Le système judiciaire tchadien est aujourd’hui paralysé par une affaire qui l’agite depuis le 22 mai. La justice relaxe ce mardi-là, à Doba, dans le sud du pays, trois hommes accusés par les plus hautes autorités politiques et militaires de la ville de « complicité d’association de malfaiteurs » en lien avec une sombre affaire d’accusation de détention d’armes. Sauf que ces hommes sont ensuite attaqués par des gendarmes, arrêtés et tabassés publiquement. L’affaire a pris depuis une dimension nationale, d’autant que l’Ordre des avocats parle d’un énième cas.
Réuni en assemblée générale ce dimanche, l’Ordre des avocats a décidé de faire une grève des prétoires de trois jours, assortie d’une condition : que trois hautes autorités de la ville pétrolière de Doba, dont le gouverneur et le chef de la légion de gendarmerie, soient démises de leurs fonctions et jugées.
Ces hommes sont accusés d’être derrière les violences du 22 mai. Ce jour-là, alors que le juge d’instruction signe un mandat d’élargissement et que l’avocat des relaxés met ses clients dans son véhicule, ils sont attaqués en plein jour par trois véhicules remplis de gendarmes, qui n’hésitent pas à leur tirer dessus, puis à les poursuivre jusque dans les locaux du tribunal de grande instance de Doba. Là, ils vont arrêter de nouveau les trois hommes, les frapper devant tout le monde avant de les ramener dans leurs cachots.
Dans un premier temps, la réaction est locale. Les magistrats de Doba ferment leur tribunal par crainte pour leur sécurité et les avocats se mettent en grève. Mais l’Ordre des avocats explique que ce scandale a été la goutte d’eau qui fait déborder le vase.
Un mouvement qui pourrait s’inscrire dans la durée
Les avocats se retrouvent le 30 mai pour faire le point. Ils n’entendent « pas reculer », affirme à RFI le secrétaire de leur Ordre, Me Jean Sirina. « Si ces autorités sont toujours à leur place, je crois que ce qui a commencé… va se poursuivre indéfiniment », menace-t-il.

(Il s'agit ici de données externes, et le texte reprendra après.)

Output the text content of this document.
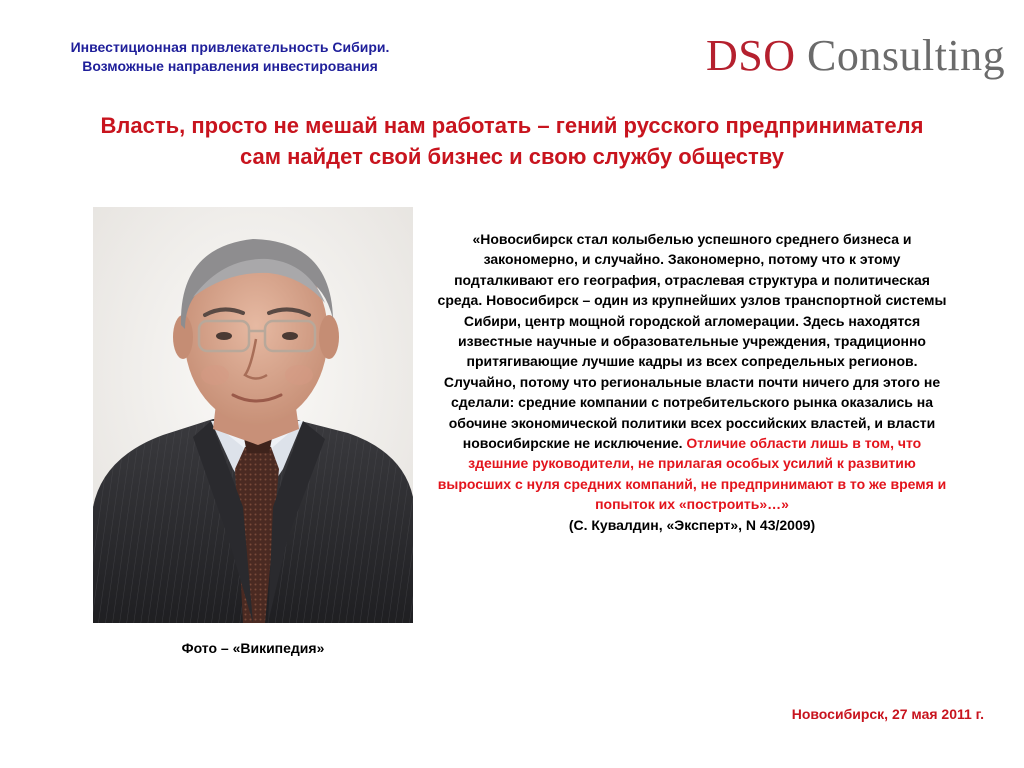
Инвестиционная привлекательность Сибири.
Возможные направления инвестирования	DSO Consulting
Власть, просто не мешай нам работать – гений русского предпринимателя
сам найдет свой бизнес и свою службу обществу
Фото – «Википедия»
«Новосибирск стал колыбелью успешного среднего бизнеса и закономерно, и случайно. Закономерно, потому что к этому подталкивают его география, отраслевая структура и политическая среда. Новосибирск – один из крупнейших узлов транспортной системы Сибири, центр мощной городской агломерации. Здесь находятся известные научные и образовательные учреждения, традиционно притягивающие лучшие кадры из всех сопредельных регионов. Случайно, потому что региональные власти почти ничего для этого не сделали: средние компании с потребительского рынка оказались на обочине экономической политики всех российских властей, и власти новосибирские не исключение. Отличие области лишь в том, что здешние руководители, не прилагая особых усилий к развитию выросших с нуля средних компаний, не предпринимают в то же время и попыток их «построить»…»
(С. Кувалдин, «Эксперт», N 43/2009)
Новосибирск, 27 мая 2011 г.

Face à ce qu’ils qualifient « d’actes inimaginables dignes du Far West », les magistrats exigent la libération des trois prévenus et que les auteurs de l’opération soient traduits en justice. Des points sur lesquels ils se sont « tous mis d’accord », explique le secrétaire général du Syndicat des magistrats du Tchad, Djonga Arrasi. Ils les ont « déposés au gouvernement pour qu’il agisse dans un délai n’excédant pas trois jours, jusqu’à jeudi ».
Enfin, ça n’est pas pour la même raison, mais les greffiers sont également en grève depuis trois jours à l’appel des syndicats du pays. Eux réclament le paiement de leur salaire intégral, comme le pouvoir s’y est engagé.